As with sleepwalkers, sleep eaters are unaware and unconscious of their behavior. If there is any memory of the episode, it is usually sketchy. A sleep eater will roam the house, particularly the kitchen, and may eat large quantities of food (as well as non-food items). In the morning, sleep eaters have no recollection of the episode. However, in many cases there are clues to their behavior. One woman woke up with a stomachache and chocolate smeared on her face and hands. Candy wrappers littered the kitchen floor. The next morning her husband informed her that she had been eating during the night. She was shocked and distressed because she had no recollection of the event.

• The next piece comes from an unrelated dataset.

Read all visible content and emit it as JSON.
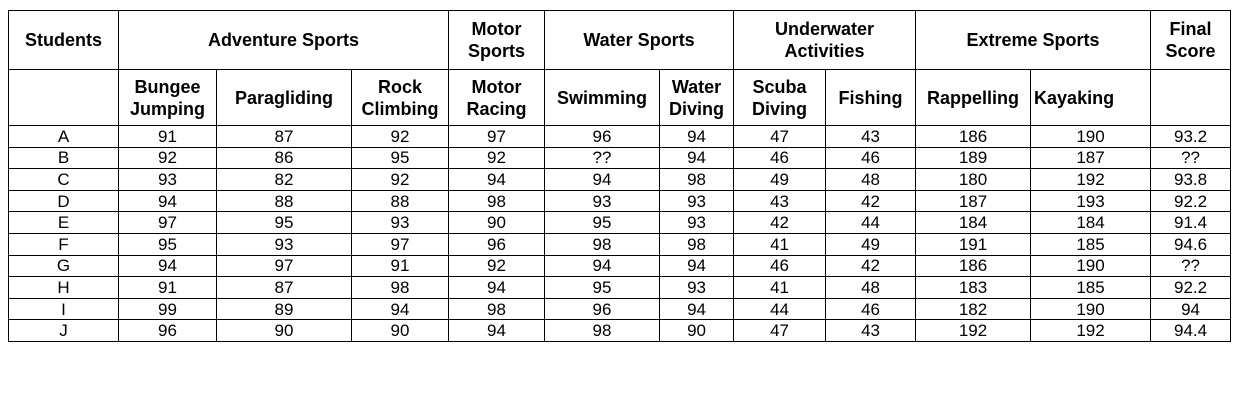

As in the case described above, food consumed by sleep eaters tends to be either high sugar or high fat. Odd combinations of foods, such as potato chips dipped in peanut butter or butter smeared on hotdogs, as well as non-food items, have been reported. Oddly, one person was discovered cutting a bar of soap into slices and then eating it as if it were a slice of cheese!

Sleep eating is classified as a parasomnia. It is a rare version of sleepwalking, which is an arousal disorder. In 1968, Roger Broughton published a paper in Science (159: 1070-1078) that outlined the major features of arousal disorders. They are:

Abnormal behavior that occurs during an arousal from slow wave sleep;
The absence of awareness during the episode;
Automatic and repetitive motor activity;
Slow reaction time and reduced sensitivity to environment;
Difficulty in waking despite vigorous attempts;
No memory of the episode in the morning (retrograde amnesia); and
No or little dream recall associated with the event.